I expressed my sorrow for his misfortune, and offered to have my pastor call him. "No, no," he begged off. "I don't like to tell other people my problems, I'm just going to have to deal with it."

Usually I'm not so bold, but something got a hold on me. I said, "Hey bud, look: you've been shaking your fist at God, so don't you think you ought to hear His side?"

Though he denied doing that, it was clear that he still prefers his own home-cooked misery to God's happiness. But we all shake our fist at God sometimes. He has designs for our lives that don't necessarily fit with our own plans. The more we struggle against them, the worse our circumstances are liable to get. He remakes us in His image, and sometimes that takes a lot of re-arranging. And it hurts. And the prospect of it is daunting.

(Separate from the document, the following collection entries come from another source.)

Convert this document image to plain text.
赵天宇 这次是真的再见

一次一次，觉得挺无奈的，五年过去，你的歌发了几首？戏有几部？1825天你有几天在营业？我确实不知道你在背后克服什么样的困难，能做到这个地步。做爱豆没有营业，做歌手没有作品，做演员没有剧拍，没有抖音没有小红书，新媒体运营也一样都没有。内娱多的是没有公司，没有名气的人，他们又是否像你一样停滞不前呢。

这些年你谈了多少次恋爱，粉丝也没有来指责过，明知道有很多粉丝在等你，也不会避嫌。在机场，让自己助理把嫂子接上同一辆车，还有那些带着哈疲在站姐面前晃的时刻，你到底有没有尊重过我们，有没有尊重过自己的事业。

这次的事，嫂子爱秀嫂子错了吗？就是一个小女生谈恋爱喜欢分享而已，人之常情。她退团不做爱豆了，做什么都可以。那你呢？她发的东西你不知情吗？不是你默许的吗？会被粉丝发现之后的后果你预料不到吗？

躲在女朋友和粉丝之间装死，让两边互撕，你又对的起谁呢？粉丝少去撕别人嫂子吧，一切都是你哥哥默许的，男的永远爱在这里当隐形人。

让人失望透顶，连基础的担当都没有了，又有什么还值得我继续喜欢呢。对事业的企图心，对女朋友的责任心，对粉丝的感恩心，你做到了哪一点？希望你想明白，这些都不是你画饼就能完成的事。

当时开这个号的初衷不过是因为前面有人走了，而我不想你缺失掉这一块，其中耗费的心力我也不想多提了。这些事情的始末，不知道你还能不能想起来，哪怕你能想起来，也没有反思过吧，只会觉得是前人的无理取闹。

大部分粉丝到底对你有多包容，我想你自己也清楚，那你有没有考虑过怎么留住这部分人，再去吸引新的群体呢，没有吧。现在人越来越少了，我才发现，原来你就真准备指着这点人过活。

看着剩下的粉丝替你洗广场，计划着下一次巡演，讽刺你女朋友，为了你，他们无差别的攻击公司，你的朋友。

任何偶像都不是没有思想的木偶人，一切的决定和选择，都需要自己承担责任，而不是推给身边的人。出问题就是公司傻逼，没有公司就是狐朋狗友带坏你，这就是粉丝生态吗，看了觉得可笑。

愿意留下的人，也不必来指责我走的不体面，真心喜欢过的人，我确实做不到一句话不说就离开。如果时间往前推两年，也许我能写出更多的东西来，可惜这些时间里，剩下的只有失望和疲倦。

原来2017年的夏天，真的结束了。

(This has nothing to do, by the way, with being "holier than thou." Any Christian who harbors such feelings is doing something wrong. The closer you get to the Lord, the more you should realize how great your sin is, and it should make you even more grateful for what He'll do for you, and has already done. No human being has cause to boast. Christians have no excuse for not being even more aware of this than anyone.)

My friend's great theme is that the world is full of injustice and that he gets more than he deserves. But if anyone deserved to be treated well, it was Jesus, and look at what we did to Him. If He wasn't treated well, we certainly don't deserve to be, either.